Ready to purchase her daily coffee at Java City and start the day, Halston Reece, a student at SMU, opened her wallet to find her student ID missing. Unable to recall where she last had her ID, she thought of dozens of spots around campus.
“I didn’t have time to go all around and try to find my ID, and I didn’t want to go through the hassle of having to pay for a new one,” Reece said. “But thankfully I only had to go to one place, and my ID was found.”
Umbrellas, student identification cards, keys and cell phones are all items that fill the lost and found cabinet located at the Mane Desk in the Hughes-Trigg Student Center. The cabinet serves as SMU’s only formal location to turn in and recover possessions that have been misplaced around campus.
SMU student and employee at the Mane Desk, Mackenzie Marr said, “Many students do not even know they have this option.”

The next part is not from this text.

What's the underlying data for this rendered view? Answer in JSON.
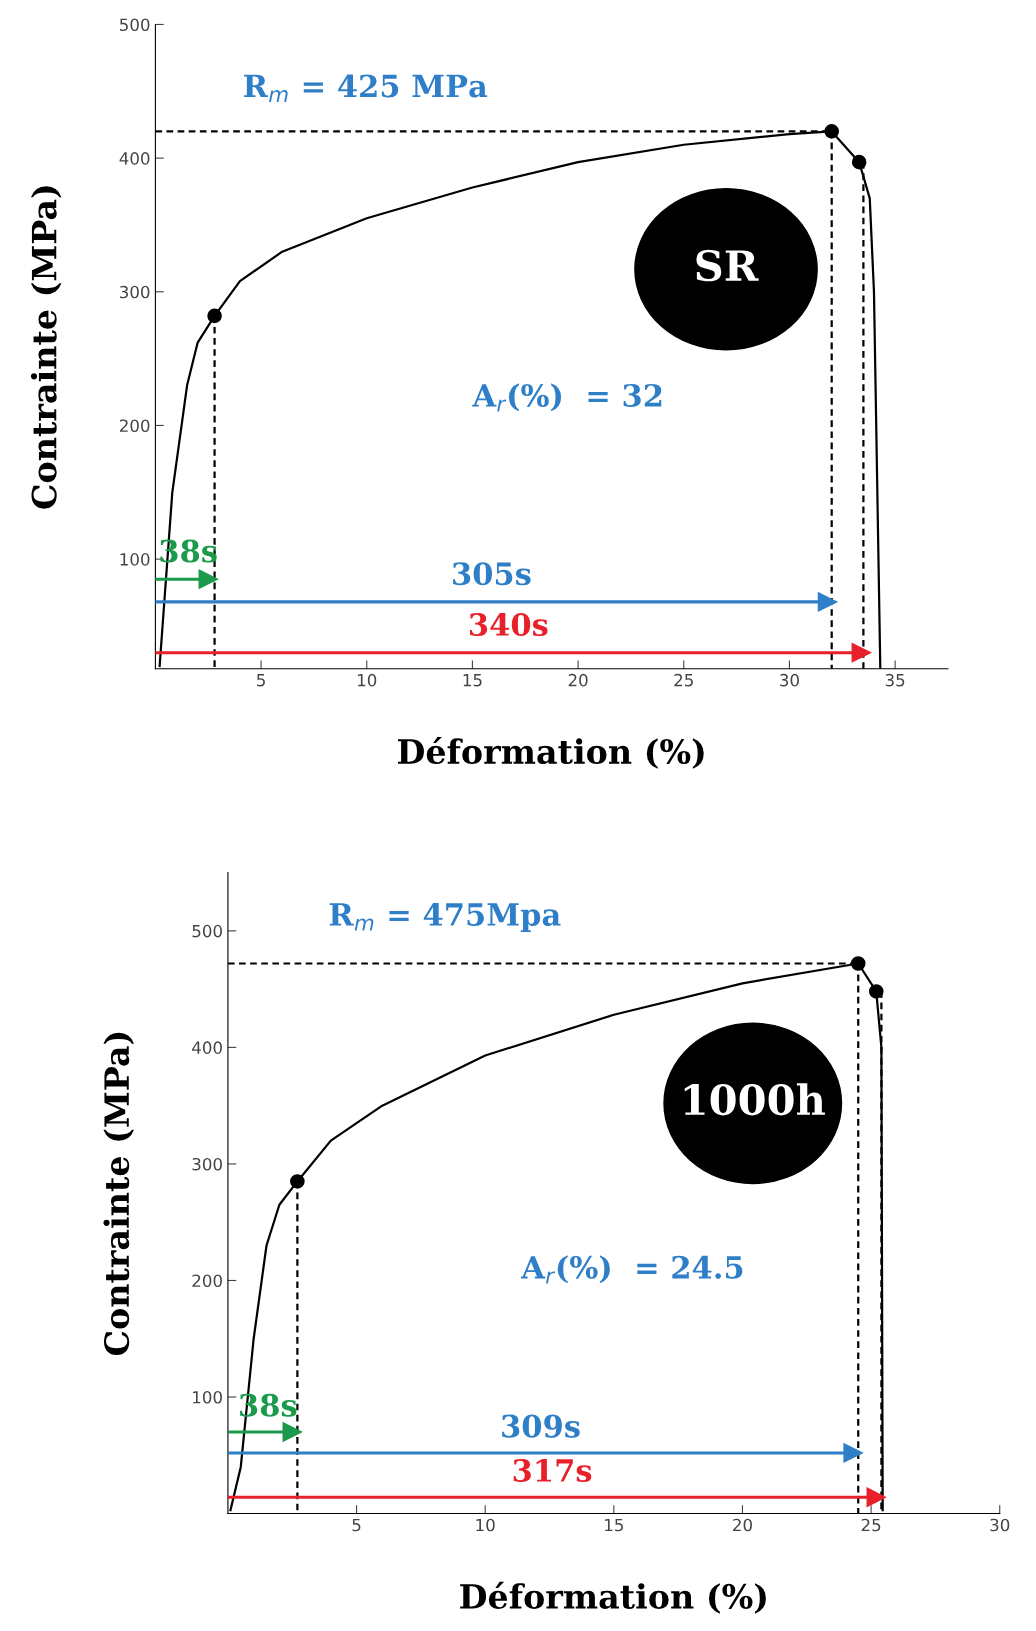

Each day, an average of two SMU students come to the Mane Desk and are able to successfully claim lost objects with little effort.
“About 50 percent of the time, we have whatever it is someone has come to look for,” Marr said.
In order to claim a cell phone or other, more expensive items, specific protocols are required. If student has lost a cell phone, they must know the number of the phone and call it to make the phone ring.
For credit cards, there must be a picture identification matching the card name.
If the item has the individual’s identification on it somewhere, he or she is contacted over e-mail.
Some items are quicker to be claimed.
“In the rainy season especially, people always are quick to recover their umbrella,” Marr said.
Any item is welcomed in the cabinet, and there are no restrictions on where that item can come from on campus.
According to Marr, the most interesting item that has been turned in was a whistle and said, noting that “almost anything goes.”
Assistant director of Hughes-Trigg, David Hayden, explained that the Lost and Found “also serves as an electronic search site,” which students can access at smu.edu/htrigg/lostandfound.
The site enables students to describe what was lost and receive a response as to whether or not it was turned in.
If items are left unclaimed in the cabinet, they are handed over to the SMU Police Department. The cabinet is cleaned out once a month and at the end of the school year.
Hayden explained that while the Mane Desk houses the only specifically designated area for a campus-wide Lost and Found, “most buildings would have a building manager, housekeeping area or office that might serve in that capacity.”
“Instead of looking for a needle-in-a-haystack, you can make it a lot easier on yourself and simply walk over to the Mane Desk,” Hayden said.